Heat oil in a pan and add cumin seeds. Allow to sputter. Add in chopped onion along with ginger garlic paste and slit green chilli (if using). Cook for 3 minutes till the onion is golden. Add in the chopped tomatoes and allow them to cook till slightly mushy.
Now add in the cauliflower florets and cubed potato to the pan. Also add turmeric and salt. Mix well. Cover and cook for 15 minutes on low to medium flame taking care to stir it once or twice. We want the veggies to be cooked but still hold their form.
If it gets too dry, you may sprinkle a little water to avoid it from getting stuck to the base. You may microwave the cauliflower and potato before adding to the pan so that the cooking time in the pan can be reduced.

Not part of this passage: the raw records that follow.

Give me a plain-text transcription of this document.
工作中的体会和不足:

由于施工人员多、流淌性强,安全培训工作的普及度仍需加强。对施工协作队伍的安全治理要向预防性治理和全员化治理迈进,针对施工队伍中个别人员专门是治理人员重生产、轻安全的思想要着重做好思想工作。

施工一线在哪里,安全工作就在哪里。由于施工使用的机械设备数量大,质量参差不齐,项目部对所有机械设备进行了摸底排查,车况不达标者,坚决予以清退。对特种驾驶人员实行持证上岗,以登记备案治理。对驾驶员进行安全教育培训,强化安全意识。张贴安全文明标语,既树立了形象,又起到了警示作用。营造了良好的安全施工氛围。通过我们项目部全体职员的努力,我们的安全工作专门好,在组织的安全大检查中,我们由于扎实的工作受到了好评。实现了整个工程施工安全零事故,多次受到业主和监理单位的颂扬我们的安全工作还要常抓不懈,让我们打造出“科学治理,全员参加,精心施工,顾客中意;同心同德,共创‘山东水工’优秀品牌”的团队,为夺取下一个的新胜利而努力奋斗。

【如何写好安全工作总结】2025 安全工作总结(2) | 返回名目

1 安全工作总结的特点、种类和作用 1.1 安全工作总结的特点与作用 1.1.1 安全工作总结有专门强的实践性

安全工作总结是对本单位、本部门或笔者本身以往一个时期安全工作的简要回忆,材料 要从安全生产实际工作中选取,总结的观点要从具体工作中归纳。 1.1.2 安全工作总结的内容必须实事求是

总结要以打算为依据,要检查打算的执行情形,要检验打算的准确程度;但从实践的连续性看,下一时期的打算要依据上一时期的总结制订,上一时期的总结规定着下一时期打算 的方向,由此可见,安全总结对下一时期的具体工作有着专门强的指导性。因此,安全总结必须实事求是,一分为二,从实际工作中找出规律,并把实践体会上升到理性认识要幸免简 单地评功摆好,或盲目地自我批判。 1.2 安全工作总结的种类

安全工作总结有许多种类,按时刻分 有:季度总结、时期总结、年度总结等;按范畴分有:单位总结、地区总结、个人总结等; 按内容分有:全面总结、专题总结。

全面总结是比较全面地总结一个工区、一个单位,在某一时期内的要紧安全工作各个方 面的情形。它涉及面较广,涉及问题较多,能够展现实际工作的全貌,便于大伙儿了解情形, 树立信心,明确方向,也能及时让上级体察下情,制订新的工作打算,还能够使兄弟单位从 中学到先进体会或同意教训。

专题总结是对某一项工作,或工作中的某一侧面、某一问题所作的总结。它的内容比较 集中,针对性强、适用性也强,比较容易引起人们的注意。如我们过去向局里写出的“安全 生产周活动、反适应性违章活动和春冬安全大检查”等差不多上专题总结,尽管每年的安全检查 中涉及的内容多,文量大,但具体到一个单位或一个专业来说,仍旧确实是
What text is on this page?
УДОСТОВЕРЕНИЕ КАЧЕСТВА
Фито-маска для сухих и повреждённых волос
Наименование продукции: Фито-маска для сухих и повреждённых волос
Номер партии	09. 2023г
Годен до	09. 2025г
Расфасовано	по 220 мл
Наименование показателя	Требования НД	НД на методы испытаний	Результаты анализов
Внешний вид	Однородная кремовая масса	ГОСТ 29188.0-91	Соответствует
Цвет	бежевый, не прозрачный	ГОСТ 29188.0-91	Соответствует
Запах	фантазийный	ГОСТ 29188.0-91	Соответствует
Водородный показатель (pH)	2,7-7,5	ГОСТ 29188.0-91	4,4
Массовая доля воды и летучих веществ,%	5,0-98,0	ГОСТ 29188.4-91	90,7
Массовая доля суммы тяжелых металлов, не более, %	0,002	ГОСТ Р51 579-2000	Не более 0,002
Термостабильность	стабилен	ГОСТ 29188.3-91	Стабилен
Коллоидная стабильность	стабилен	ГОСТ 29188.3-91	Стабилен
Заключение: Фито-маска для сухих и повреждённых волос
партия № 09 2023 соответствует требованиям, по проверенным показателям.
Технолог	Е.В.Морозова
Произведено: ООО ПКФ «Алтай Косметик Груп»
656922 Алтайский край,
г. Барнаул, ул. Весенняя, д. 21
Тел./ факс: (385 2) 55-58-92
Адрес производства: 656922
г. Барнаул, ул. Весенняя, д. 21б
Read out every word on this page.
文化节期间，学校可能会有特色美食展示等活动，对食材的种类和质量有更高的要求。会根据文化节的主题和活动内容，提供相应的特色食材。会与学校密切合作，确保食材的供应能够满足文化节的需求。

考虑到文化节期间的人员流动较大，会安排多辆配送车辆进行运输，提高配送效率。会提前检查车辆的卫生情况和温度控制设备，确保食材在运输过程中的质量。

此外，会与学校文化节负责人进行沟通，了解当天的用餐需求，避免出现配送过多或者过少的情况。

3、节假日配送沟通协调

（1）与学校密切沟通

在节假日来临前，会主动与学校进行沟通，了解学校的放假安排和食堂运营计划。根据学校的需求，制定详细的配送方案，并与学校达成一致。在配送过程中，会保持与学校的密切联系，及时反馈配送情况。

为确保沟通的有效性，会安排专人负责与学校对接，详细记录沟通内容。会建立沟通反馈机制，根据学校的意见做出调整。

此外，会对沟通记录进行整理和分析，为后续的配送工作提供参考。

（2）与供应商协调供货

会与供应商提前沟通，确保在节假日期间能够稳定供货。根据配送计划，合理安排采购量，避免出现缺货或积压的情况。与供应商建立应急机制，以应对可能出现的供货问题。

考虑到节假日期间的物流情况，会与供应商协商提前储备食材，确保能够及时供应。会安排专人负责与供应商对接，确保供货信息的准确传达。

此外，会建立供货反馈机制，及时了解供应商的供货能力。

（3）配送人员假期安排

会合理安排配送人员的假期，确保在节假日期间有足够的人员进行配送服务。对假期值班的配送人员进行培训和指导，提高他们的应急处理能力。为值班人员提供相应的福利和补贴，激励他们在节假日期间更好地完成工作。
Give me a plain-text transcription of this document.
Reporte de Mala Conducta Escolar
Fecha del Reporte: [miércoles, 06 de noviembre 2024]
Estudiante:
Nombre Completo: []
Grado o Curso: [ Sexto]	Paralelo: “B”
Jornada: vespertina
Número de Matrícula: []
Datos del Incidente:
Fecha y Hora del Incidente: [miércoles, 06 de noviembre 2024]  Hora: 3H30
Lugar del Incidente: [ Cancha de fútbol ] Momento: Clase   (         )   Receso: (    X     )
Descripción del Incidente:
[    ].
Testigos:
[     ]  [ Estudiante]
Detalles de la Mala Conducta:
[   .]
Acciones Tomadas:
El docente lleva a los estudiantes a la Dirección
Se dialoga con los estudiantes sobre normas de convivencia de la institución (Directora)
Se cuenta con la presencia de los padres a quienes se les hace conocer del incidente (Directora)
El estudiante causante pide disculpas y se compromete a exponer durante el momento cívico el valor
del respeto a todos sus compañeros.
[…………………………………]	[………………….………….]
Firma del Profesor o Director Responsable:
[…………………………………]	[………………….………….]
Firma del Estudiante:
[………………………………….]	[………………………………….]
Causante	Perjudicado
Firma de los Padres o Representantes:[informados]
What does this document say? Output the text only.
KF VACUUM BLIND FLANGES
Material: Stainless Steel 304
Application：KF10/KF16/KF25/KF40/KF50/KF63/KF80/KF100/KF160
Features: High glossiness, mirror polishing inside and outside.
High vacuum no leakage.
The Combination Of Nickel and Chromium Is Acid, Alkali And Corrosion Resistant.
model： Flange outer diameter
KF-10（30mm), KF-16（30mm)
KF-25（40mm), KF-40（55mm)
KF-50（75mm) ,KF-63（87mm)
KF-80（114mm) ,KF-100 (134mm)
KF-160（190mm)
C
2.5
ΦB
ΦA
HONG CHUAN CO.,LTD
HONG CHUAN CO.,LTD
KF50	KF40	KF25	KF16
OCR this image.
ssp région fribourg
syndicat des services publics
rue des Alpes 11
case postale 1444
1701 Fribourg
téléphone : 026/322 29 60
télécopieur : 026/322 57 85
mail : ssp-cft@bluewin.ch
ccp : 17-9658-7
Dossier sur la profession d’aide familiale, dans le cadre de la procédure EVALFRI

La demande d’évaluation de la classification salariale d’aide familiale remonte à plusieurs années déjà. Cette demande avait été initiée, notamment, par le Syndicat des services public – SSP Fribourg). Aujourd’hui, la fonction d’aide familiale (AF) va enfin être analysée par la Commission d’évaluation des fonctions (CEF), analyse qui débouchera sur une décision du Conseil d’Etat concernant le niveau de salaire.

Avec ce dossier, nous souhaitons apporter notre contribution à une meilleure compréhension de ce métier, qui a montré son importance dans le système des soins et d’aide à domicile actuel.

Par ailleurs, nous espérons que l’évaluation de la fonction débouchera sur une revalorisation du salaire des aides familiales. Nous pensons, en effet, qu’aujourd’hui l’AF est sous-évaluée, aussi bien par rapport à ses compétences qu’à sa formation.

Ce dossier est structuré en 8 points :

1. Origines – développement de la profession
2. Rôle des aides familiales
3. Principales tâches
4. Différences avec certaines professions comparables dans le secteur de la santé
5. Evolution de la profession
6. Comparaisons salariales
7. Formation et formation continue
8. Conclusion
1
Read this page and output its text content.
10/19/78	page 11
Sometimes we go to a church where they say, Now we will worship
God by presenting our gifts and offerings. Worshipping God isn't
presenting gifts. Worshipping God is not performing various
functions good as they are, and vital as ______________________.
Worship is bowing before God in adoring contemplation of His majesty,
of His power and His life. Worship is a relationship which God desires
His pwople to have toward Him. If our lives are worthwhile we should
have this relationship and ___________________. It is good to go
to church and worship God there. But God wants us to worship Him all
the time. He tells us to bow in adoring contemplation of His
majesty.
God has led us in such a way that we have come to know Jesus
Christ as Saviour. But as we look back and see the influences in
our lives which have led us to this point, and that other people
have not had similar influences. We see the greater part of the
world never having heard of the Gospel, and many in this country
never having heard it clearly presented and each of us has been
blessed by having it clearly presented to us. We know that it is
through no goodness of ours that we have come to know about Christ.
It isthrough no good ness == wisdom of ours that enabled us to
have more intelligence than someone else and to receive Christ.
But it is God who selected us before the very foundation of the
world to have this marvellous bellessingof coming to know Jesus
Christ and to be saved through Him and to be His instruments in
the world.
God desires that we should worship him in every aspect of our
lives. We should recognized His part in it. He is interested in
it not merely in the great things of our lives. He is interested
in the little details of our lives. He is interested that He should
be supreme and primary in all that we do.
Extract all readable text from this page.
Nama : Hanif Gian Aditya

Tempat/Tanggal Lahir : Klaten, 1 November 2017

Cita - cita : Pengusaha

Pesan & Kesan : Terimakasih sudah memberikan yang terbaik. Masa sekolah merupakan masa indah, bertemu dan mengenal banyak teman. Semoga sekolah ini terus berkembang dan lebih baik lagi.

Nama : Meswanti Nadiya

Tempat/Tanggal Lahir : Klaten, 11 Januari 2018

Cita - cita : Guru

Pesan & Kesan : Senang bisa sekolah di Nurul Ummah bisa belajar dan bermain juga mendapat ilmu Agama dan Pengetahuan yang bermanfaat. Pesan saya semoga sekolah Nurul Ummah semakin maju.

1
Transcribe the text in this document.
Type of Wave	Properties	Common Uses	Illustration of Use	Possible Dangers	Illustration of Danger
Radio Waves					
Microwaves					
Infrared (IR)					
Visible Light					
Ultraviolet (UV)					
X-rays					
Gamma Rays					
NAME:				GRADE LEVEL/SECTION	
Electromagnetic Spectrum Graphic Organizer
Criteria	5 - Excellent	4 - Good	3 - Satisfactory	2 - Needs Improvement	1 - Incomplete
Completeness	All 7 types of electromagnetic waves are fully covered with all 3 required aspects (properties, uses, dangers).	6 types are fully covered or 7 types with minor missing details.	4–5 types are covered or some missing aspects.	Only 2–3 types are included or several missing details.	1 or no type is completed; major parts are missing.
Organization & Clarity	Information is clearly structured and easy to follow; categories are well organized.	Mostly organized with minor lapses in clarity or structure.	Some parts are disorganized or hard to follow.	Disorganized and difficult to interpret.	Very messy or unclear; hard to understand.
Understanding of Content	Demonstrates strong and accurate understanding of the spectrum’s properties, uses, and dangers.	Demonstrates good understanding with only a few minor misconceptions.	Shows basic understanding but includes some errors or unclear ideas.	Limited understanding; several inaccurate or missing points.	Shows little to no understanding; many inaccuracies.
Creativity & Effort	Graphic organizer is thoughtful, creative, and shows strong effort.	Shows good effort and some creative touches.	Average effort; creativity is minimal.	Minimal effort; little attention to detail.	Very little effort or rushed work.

Now add in the spice powders like garam masala, ground coriander and red chilli powder. Mix well and taste. Adjust seasoning. Do not overcook the vegetables or they will fall apart. Aloo gobi should be cooked through but must hold its shape.
Garnish with fresh chopped cilantro. Your aloo gobi is ready to serve. You will love this simple, delicious Indian side. Serve hot with roti, paratha, or dal and rice.
Notes
Evenly cut the cauliflower and potatoes so that they cook uniformly.Aloo gobi is a dry sabzi. There should be no visible curry.You may microwave the cauliflower and potatoes for a couple of minutes to expedite cooking.You may add ½ tsp. amchur or a squeeze lemon juice for a slightly tangy taste.Leftovers can be stored in the fridge for 2 days in an airtight container.